The preventive, or pre-clinical, aspects of travel medicine is what interests Aaron most. To provide appropriate recommendations, practitioners need to consider the traveller’s health status, destination, itinerary, and assess the health risks of their trip. At the clinic in Honolulu, they see all types of travellers planning trips around the world. They are immersed in the day-to-day aspects of running a clinic and interact with travellers providing input on health advice given by their mentors. Their training also involves reading up on the latest developments in the field and learning travel medicine case studies. Interesting cases they’ve seen so far at the Honolulu clinic: Senior travellers going to Iguaçu Falls and evaluating the risk of providing the yellow fever vaccine to persons over 75 years of age, and a suspected case of leishmaniasis in a soldier returning from Iraq.
“I think the most important thing for a travel medicine doctor is to travel,” says Aaron. He’s particularly inspired by Drs. Yates and Ansdell who are international travellers themselves. “They often share their personal experiences with travellers which is informative and a way to make travellers understand the importance of protecting themselves more easily,” he adds. Since it’s their first time travelling internationally, both Aaron and Colin laughed when they mentioned their experience with jet lag coming over to Hawaii. Now they know what the effects are and they can inform travellers on how to cope with it.

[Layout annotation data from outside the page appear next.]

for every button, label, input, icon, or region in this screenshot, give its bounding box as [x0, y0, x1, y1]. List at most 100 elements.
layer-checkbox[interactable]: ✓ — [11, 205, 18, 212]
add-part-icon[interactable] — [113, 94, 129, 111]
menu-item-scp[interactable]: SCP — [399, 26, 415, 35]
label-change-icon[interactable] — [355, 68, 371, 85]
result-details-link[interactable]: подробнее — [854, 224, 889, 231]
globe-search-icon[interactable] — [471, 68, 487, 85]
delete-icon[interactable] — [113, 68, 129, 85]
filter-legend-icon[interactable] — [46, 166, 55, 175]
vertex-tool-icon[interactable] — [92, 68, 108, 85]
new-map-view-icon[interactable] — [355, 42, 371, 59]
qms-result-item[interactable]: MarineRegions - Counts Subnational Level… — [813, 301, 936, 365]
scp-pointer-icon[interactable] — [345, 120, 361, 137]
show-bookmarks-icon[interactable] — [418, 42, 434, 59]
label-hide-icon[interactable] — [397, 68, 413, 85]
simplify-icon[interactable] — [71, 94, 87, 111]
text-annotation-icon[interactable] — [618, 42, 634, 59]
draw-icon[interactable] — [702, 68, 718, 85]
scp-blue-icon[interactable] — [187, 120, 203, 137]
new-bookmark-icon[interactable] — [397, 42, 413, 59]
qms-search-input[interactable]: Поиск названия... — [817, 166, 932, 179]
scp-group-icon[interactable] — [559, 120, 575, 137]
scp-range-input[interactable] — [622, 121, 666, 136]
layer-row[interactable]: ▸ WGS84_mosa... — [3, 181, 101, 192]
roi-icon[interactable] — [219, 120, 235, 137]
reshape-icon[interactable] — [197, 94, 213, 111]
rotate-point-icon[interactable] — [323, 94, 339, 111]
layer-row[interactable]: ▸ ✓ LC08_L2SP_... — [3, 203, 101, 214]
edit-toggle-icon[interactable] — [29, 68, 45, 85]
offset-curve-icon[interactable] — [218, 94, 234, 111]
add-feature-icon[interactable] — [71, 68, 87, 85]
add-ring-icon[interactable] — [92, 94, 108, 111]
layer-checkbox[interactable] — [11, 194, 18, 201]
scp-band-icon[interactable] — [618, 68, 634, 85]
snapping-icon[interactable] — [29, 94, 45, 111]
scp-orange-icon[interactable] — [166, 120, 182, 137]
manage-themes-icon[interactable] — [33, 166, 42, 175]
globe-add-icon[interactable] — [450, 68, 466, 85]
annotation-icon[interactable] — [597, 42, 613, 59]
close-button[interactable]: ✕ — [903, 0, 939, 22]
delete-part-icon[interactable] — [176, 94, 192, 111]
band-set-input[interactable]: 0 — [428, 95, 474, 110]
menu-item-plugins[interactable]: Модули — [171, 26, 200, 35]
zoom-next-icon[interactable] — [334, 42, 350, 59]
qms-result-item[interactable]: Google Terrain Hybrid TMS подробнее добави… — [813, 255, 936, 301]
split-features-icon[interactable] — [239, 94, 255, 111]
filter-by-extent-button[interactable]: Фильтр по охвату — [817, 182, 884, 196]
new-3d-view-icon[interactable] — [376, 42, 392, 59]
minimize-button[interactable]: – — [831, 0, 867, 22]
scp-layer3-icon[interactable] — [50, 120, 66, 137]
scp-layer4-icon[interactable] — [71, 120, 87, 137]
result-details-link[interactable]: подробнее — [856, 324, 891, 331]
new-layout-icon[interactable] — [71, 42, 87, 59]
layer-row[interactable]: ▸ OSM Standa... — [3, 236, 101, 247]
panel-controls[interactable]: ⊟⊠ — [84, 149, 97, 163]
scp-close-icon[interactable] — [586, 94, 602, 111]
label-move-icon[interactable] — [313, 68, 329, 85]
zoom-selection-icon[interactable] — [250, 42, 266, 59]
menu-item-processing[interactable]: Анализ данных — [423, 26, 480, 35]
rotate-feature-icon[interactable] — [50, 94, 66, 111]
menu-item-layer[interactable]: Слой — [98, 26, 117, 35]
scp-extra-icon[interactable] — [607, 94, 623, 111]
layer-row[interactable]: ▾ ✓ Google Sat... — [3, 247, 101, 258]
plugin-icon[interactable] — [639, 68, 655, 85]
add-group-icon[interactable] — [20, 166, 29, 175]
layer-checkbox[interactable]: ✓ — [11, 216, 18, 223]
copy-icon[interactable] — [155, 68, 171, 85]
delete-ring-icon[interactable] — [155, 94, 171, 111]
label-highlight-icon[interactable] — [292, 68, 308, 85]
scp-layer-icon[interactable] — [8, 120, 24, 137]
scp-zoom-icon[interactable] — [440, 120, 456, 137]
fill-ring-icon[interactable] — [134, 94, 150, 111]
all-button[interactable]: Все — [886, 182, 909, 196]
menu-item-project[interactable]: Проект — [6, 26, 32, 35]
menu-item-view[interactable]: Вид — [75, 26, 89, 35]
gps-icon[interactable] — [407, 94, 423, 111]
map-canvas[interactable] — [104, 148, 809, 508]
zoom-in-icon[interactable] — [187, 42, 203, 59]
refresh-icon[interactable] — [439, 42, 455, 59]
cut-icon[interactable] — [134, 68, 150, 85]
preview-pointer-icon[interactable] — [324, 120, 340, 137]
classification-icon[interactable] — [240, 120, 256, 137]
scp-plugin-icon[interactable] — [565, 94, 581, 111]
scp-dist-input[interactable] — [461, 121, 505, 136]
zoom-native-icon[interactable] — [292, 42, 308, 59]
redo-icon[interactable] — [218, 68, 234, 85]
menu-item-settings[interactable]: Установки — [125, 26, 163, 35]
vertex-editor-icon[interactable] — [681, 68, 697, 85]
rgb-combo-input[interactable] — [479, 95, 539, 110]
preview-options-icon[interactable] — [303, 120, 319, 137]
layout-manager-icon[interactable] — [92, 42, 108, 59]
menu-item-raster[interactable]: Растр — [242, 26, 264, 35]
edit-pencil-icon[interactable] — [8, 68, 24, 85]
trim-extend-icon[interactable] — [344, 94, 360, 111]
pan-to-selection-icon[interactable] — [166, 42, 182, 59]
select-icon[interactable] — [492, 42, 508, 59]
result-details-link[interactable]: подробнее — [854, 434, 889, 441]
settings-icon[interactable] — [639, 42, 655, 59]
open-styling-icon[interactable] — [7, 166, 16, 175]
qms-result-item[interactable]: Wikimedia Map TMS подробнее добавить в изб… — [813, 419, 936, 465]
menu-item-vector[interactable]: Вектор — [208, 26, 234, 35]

The benefits for practitioners and travellers
Both scholars are keen to share their new knowledge and training with their colleagues back home. Aaron will be looking at ways to improve his clinic’s travel health care delivery – making it more patient-focused, something he learned at the Honolulu clinic. He’s also thinking of setting up internal training sessions for his colleagues, discussion forums, a phone hotline for travellers, translating travel health resources to Chinese, and improving their website to advertise the clinic’s services.
Colin too, will train his colleagues to give them a more comprehensive understanding of travel medicine. He also wants to introduce new vaccines to his clinic to benefit travellers (new Japanese Encephalitis, quadrivalent meningitis, polio, Hepatitis A) and look for collaborative research opportunities with other travel medicine institutes around the world. In addition, he plans to “develop travel consultations based on the travellers’ destination so that we can provide better services to fit the needs of travellers.” During the training, he learned the importance of giving travellers country and region-specific advice which is currently not the case at his clinic in Tianjin.
Part of the IAMAT scholarship is to promote cultural exchanges between the scholars and the host clinic. Colin and Aaron are learning about local Hawaiian customs, visiting cultural sites, and they experienced their first Hallowe’en which is not celebrated in China. Aaron takes the time to meet locals and practice his English speaking and listening skills. Colin has taken up beach volleyball and has had the pleasure of skydiving which he finds thrilling.
Asked about the effects of being away from home for a long time, both say that Skype helps them to communicate with friends and family. Both their families are supportive of their training opportunity. Says Colin, “I believe when you gain something, you must lose something. My family and friends support me to study travel medicine in Hawaii.” Aaron adds, “It’s a little hard, but it is a good opportunity and a lucky opportunity for me to improve my skills and knowledge”.
Feature image from left to right: Colin, Dr. Vernon Ansdell, Dr. Johnnie Yates, and Aaron.